Prozess

Missbrauch auf Schultoilette - Berliner vor Gericht

Der Fall hatte eine Sicherheitsdebatte ausgelöst: Ein Mann missbraucht an einer Berliner Schule ein Mädchen. Jetzt beginnt der Prozess.

Foto: Steffen Pletl

Knapp fünf Monate nach dem sexuellen Missbrauch eines achtjährigen Mädchens auf der Toilette einer Grundschule in Berlin-Wedding beginnt an diesem Dienstag der Prozess gegen den mutmaßlichen Vergewaltiger Konstantinos M.

Der 30-Jährige habe in Vernehmungen die Vorwürfe im Kern eingeräumt, sagte ein Gerichtssprecher am Montag. Die Staatsanwaltschaft wirft dem Angeklagten, der in Untersuchungshaft sitzt, sexuellen Kindesmissbrauch, Vergewaltigung und Körperverletzung vor.

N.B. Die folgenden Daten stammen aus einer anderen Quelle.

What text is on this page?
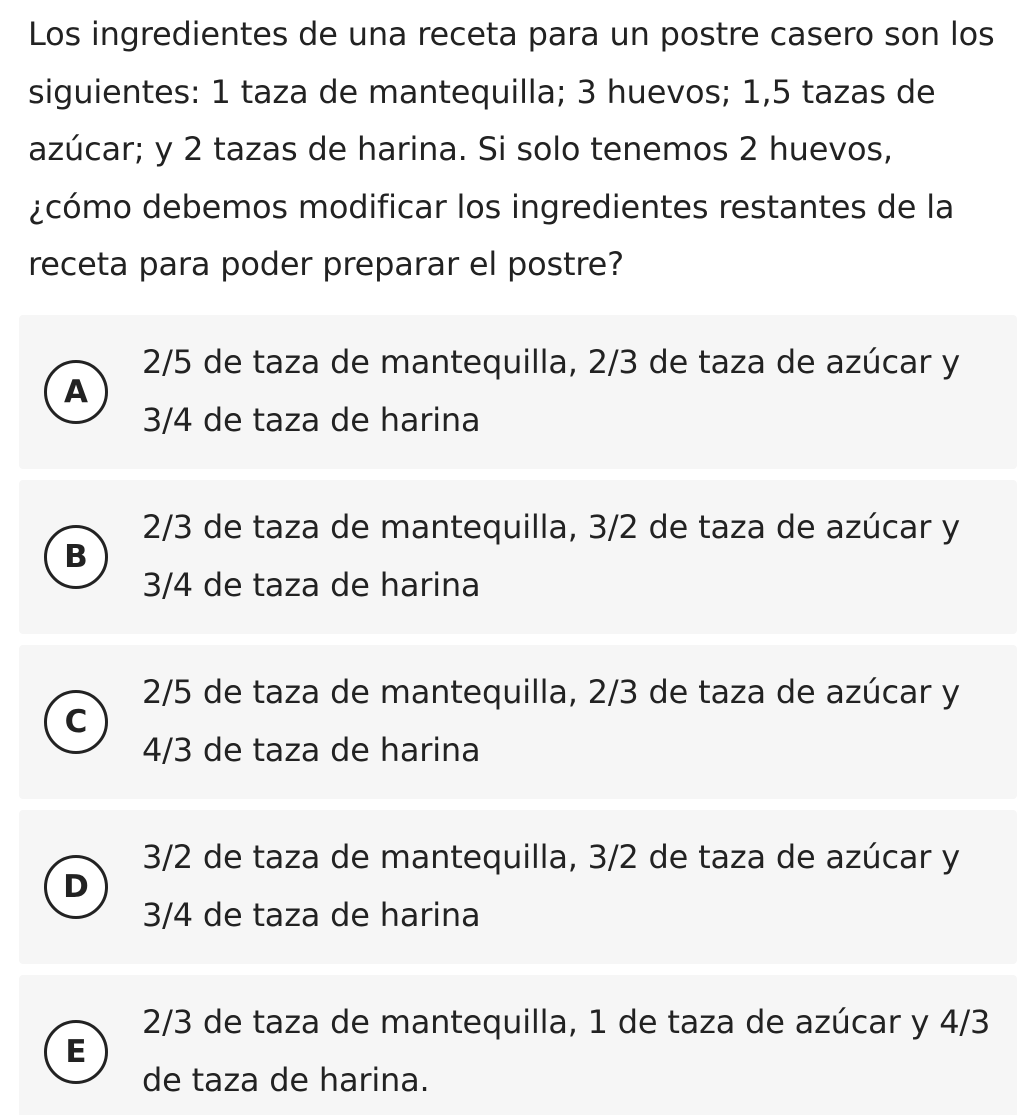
Los ingredientes de una receta para un postre casero son los siguientes: 1 taza de mantequilla; 3 huevos; 1,5 tazas de azúcar; y 2 tazas de harina. Si solo tenemos 2 huevos, ¿cómo debemos modificar los ingredientes restantes de la receta para poder preparar el postre?

A
2/5 de taza de mantequilla, 2/3 de taza de azúcar y 3/4 de taza de harina
B
2/3 de taza de mantequilla, 3/2 de taza de azúcar y 3/4 de taza de harina
C
2/5 de taza de mantequilla, 2/3 de taza de azúcar y 4/3 de taza de harina
D
3/2 de taza de mantequilla, 3/2 de taza de azúcar y 3/4 de taza de harina
E
2/3 de taza de mantequilla, 1 de taza de azúcar y 4/3 de taza de harina.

Laut Anklage hatte der Fremde die Achtjährige am 1. März vormittags in eine Toilette der Humboldthain-Schule gezerrt und die Tür verriegelt. M. habe die Schülerin mit einem Messer bedroht und sich sexuell an ihr vergangen. Fluchtversuche des Mädchens habe er mit Gewalt verhindert.

Laut Staatsanwaltschaft war der Mann den Lehrern noch aufgefallen, als er an der Schule wartete. Er sei angesprochen worden und habe gesagt, er warte auf einen Lehrer. Damit seien Zweifel der Pädagogen über den Fremden zunächst zerstreut worden. Nach Informationen von Morgenpost Online war Konstantinos M. hier früher selbst Schüler gewesen sein.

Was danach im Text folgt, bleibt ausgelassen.